Читаем Испытание на прочность: Прощание с убийцей. Траурное извещение для знати. Выход из игры. Испытание на прочность. полностью

С того ноябрьского воскресенья в поле, когда я забросил камень дальше, чем он, меня не оставляло чувство, будто он скоро от нас уйдет. Я вдруг почувствовал себя рядом с ним одиноким. Он постарел, и повинен в этом был я. Собственно, я ожидал, что он этому обрадуется: я вырос, стал сильнее, впервые, чуть схитрив, одержал маленькую победу, с которой он мог бы великодушно меня поздравить. Я бросал голой рукой. Отец же не снял кожаной перчатки, это я хорошо помнил: ничего не говоря, он рассмеялся, слегка удивленно и в то же время одобрительно, но затем нагнулся и вытер испачканную перчатку о траву.
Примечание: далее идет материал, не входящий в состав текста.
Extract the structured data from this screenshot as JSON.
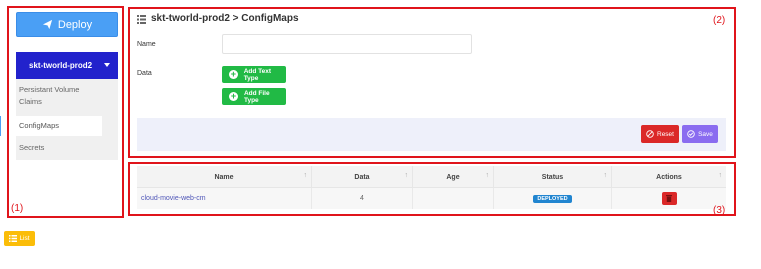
{
  "sidebar": {
    "deploy_label": "Deploy",
    "cluster_label": "skt-tworld-prod2",
    "items": [
      {
        "label": "Persistant Volume Claims"
      },
      {
        "label": "ConfigMaps"
      },
      {
        "label": "Secrets"
      }
    ]
  },
  "header": {
    "title": "skt-tworld-prod2 > ConfigMaps"
  },
  "form": {
    "name_label": "Name",
    "name_value": "",
    "data_label": "Data",
    "add_text_type_label": "Add Text Type",
    "add_file_type_label": "Add File Type",
    "reset_label": "Reset",
    "save_label": "Save"
  },
  "table": {
    "columns": [
      "Name",
      "Data",
      "Age",
      "Status",
      "Actions"
    ],
    "rows": [
      {
        "name": "cloud-movie-web-cm",
        "data": "4",
        "age": "",
        "status": "DEPLOYED"
      }
    ]
  },
  "footer": {
    "list_label": "List"
  },
  "annotations": [
    "(1)",
    "(2)",
    "(3)"
  ],
  "colors": {
    "annotation_red": "#e0141b",
    "deploy_blue": "#4a9ff5",
    "cluster_blue": "#2222cc",
    "green": "#21ba45",
    "reset_red": "#db2828",
    "save_purple": "#8a6cf0",
    "status_blue": "#2185d0",
    "list_yellow": "#fbbd08"
  },
  "icons": {
    "deploy": "paper-plane-icon",
    "header": "list-icon",
    "add": "plus-circle-icon",
    "reset": "ban-icon",
    "save": "check-circle-icon",
    "delete": "trash-icon",
    "list": "list-icon"
  }
}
Он не нарочно дал мне выиграть, я бы это заметил и обиделся. Может, я бы и проиграл, если б не схитрил: я выискал себе подходящий гладкий камень. Я заметил, что отец меня недооценивает. Он брал камни без разбору, скользкой кожаной перчаткой брал грубые ребристые камни, вылетавшие у него из руки прежде, чем он их запускал. Мне бы следовало ему сказать: «Сними перчатку». Серый предательский камень состарил его, я вдруг увидел рядом с собой неуклюжего человека в толстом зимнем пальто и кожаных перчатках, такому уж никак не выиграть. Я боялся, что, расстроившись, он скажет: «Мы возвращаемся. Поедем домой». Я любил бывать за городом, летом в поле свекла и картофель, пшеница и желтый рапс, а рядом кирпичные домики. Это были последние дома на краю деревни, гробы здесь из-за узких деревянных лестниц иногда спускали прямо из окон второго этажа на канатах, потому что родные боялись, как бы покров не соскользнул или покойник, чего доброго, не застучал костяшками скрещенных рук о крышку, когда гроб понесут вниз.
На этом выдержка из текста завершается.